Scenes such as lead guitarist Brian May, played by Gwilym Lee, creating the stomp-clamp sequence for anthem “We Will Rock You” while Mercury is running late for the band meeting, to Mercury laying in bed with Austin and dreamily playing a melody that sounds an awful lot like the piano in “Bohemian Rhapsody” (spoiler alert, it was) emphasized the realities of how a band creates these chart-topping hits.

Mercury was diagnosed with AIDS towards the end of his life and was painfully aware that he was running out of time.

I enjoyed how the film centered around the joyous moments in Mercury’s life along with his moments where he was not his strongest.

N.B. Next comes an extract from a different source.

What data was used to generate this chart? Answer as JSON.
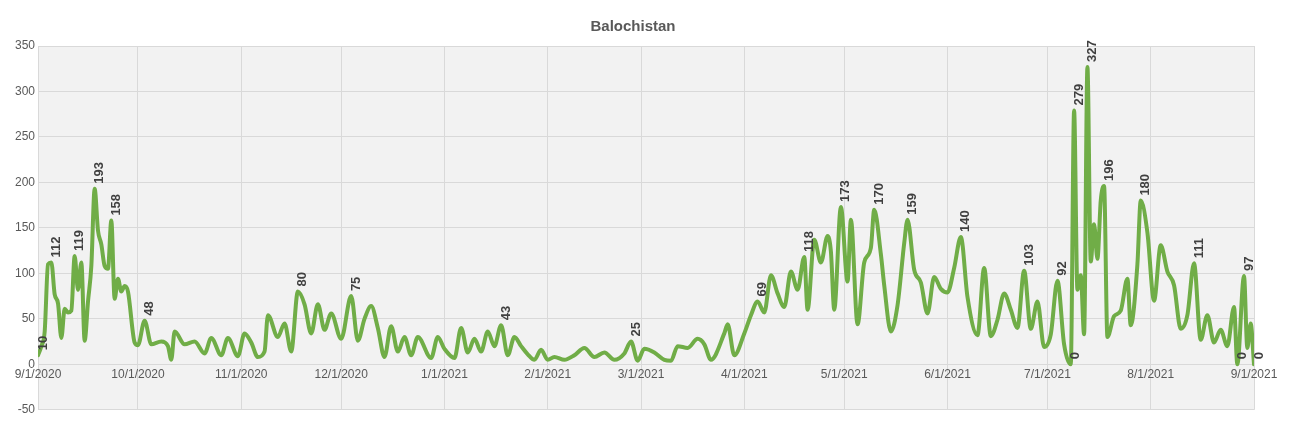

If only there was a larger portion of the film spent on his early life, because some aspects of Mercury’s relationship with his parents could have used more camera time.  

Despite his talent and magnificence as a performer, Mercury was a human being who experienced heartbreak and times of pure despair.

Mercury was an icon because he held no shame in his humanity and embraced every single part of himself unapologetically, which we should all strive for.

As Mercury states in the film, “You don’t know me, you just see what you want to see.”

If you appreciate the musical stylings of Queen, you will find great pleasure in watching the memorable story unfold behind the big screen.

This film brings together a variety of age-groups to the cinema to relive the experience of rock and roll history being made, which was long overdue.